Deliveroo : La plateforme condamnée à une amende de 375.000 euros pour « travail dissimulé »
PROCES•La plateforme était accusé de « travail dissimulé » et a employé en tant qu’indépendants des livreurs qui auraient dû, selon l’accusation, être salariésMarion Pignot
Deliveroo France fixée sur son sort : le tribunal correctionnel de Paris a infligé, ce mardi, une amende de 375.000 euros à la plateforme de livraison qui a employé en tant qu’ indépendants des livreurs qui auraient dû, selon l’accusation, être salariés. Ce montant est le maximum prévu. Le tribunal a ainsi suivi intégralement les réquisitions du parquet lors du procès pour « travail dissimulé » à l’encontre de la plateforme.
En effet, en mars, au terme d’une semaine de procès – le premier au pénal en France de l'« ubérisation » –, le parquet avait requis la peine maximale de 375.000 euros d’amende à l’encontre de Deliveroo France, ainsi qu’un an de prison avec sursis contre deux anciens dirigeants français de l’entreprise. La procureure avait regretté l’absence sur le banc des prévenus de l’Américain William Shu, grand patron de l’entreprise britannique et « incontestablement » à l’origine du « système » ayant permis à Deliveroo de bénéficier de « tous les avantages de l’employeur », « sans les inconvénients ».
Employer « à moindres frais » ses livreurs
Deliveroo est responsable d'« une instrumentalisation et d’un détournement de la régulation du travail », dans le but d’organiser une « dissimulation systémique » d’emplois de livreurs qui auraient dû être salariés et non indépendants, avait martelé Céline Ducournau.

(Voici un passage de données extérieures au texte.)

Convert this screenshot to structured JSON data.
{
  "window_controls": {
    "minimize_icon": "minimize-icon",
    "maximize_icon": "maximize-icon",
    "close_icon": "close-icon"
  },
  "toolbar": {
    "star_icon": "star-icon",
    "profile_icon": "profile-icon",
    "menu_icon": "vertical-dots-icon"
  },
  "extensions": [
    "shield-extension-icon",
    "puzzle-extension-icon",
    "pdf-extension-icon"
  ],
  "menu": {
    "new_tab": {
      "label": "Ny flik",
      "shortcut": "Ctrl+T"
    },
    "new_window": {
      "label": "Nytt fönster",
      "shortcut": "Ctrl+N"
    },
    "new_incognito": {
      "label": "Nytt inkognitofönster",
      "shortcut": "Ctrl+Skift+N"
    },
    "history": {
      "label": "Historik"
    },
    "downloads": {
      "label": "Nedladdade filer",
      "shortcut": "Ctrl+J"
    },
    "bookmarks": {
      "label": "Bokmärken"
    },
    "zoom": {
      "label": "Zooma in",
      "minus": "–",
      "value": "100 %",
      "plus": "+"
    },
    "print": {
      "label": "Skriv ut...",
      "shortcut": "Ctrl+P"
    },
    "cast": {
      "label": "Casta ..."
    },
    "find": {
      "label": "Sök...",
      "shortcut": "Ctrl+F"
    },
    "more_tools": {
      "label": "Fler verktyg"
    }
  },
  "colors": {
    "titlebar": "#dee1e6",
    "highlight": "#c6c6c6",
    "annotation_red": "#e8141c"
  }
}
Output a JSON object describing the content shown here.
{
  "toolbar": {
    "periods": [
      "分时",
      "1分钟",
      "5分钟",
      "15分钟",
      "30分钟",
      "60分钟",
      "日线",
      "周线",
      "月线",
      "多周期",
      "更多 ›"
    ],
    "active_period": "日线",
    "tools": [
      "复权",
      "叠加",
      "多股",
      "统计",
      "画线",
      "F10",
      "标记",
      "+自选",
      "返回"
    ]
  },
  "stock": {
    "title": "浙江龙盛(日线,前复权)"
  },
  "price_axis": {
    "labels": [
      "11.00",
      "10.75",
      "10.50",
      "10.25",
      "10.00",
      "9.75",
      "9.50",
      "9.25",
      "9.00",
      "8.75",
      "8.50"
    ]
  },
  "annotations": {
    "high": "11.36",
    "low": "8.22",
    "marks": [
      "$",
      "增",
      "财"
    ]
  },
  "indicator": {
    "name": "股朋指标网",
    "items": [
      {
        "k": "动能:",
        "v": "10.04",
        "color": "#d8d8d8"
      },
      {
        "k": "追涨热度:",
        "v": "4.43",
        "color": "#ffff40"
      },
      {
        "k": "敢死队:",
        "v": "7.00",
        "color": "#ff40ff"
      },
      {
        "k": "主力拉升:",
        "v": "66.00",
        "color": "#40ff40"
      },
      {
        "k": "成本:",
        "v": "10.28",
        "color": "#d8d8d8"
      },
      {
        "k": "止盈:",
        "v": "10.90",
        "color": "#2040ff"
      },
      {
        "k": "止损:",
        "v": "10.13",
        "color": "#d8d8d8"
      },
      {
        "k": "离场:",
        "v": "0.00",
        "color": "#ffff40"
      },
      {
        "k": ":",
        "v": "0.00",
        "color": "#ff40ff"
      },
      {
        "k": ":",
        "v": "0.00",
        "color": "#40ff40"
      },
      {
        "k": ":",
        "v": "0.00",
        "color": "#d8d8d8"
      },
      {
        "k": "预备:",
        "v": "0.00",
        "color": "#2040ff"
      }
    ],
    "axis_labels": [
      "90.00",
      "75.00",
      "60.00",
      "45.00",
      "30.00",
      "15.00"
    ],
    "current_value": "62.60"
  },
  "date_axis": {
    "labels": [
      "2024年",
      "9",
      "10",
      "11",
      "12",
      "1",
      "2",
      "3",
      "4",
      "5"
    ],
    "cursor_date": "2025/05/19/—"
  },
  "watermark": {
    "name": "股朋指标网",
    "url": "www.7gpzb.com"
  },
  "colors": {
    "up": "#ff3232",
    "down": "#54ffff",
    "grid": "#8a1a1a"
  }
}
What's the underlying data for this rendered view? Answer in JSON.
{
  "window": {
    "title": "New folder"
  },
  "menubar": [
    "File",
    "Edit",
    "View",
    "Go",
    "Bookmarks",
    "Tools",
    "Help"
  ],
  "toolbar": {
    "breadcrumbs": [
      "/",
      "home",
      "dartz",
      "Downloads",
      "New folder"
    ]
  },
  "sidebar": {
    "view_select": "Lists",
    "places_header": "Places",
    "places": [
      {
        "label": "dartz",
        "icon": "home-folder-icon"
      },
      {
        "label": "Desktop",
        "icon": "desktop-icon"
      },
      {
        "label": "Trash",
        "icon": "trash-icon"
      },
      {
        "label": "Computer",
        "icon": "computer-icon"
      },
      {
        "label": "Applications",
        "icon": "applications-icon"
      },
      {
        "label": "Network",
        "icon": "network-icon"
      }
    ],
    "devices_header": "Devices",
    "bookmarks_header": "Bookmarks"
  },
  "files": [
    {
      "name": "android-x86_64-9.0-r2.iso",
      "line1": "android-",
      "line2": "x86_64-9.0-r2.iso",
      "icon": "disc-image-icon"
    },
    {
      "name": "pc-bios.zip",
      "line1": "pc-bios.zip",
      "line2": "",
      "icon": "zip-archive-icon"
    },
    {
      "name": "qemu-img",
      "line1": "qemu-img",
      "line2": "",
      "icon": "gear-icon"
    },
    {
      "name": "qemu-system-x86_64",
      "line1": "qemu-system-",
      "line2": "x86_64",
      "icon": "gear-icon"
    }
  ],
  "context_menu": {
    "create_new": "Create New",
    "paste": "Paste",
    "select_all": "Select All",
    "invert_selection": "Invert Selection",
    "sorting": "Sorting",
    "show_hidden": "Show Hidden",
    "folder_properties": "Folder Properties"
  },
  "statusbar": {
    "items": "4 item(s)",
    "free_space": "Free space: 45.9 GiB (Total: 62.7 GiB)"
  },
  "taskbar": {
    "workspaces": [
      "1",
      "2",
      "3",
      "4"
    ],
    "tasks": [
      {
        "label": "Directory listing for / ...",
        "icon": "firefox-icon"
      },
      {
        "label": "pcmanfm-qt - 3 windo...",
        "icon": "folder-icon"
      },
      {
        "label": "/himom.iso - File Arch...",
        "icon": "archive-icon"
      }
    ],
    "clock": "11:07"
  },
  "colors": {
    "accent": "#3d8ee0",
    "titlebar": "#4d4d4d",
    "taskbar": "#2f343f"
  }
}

La « fraude » mise en place avait pour unique but d’employer « à moindre frais » ses livreurs, et peu importe si certains sont « satisfaits » de ce statut ou se « sentent libres », avait-elle souligné, en référence à l’un des arguments de Deliveroo pour justifier le statut d’auto-entrepreneur.
« Il ne s’agit pas du procès des mauvaises conditions de travail », ni de celui des « modes de consommation de notre époque », avait rétorqué en défense Antonin Lévy, avocat de Deliveroo France, pour lequel le procès a parfois pris des airs de « forum politique ».
Deliveroo campe sur ses positions
Une dizaine de livreurs à vélo ou en scooter, beaucoup désormais engagés contre le « système », ont défilé à la barre pour raconter leur arrivée à Deliveroo, attirés par les promesses de « liberté » et de « flexibilité » mais avaient découvert la « guerre » pour obtenir les meilleurs « créneaux » horaires, la « pression », la « surveillance » et les réprimandes de Deliveroo. Au total, plus d’une centaine sont parties civiles au procès.
Deliveroo a maintenu qu’elle ne faisait que « mettre en relation » des clients, restaurateurs et livreurs, et a démenti « tout lien de subordination ».
L’Urssaf réclame de son côté 9,7 millions d’euros
Pour les deux dirigeants successifs de Deliveroo France sur la période concernée, de 2015 à 2017, la procureure avait demandé un an d’emprisonnement avec sursis et 30.000 euros d’amende. Pour un troisième cadre, elle avait requis quatre mois d’emprisonnement avec sursis et 10.000 euros d’amende.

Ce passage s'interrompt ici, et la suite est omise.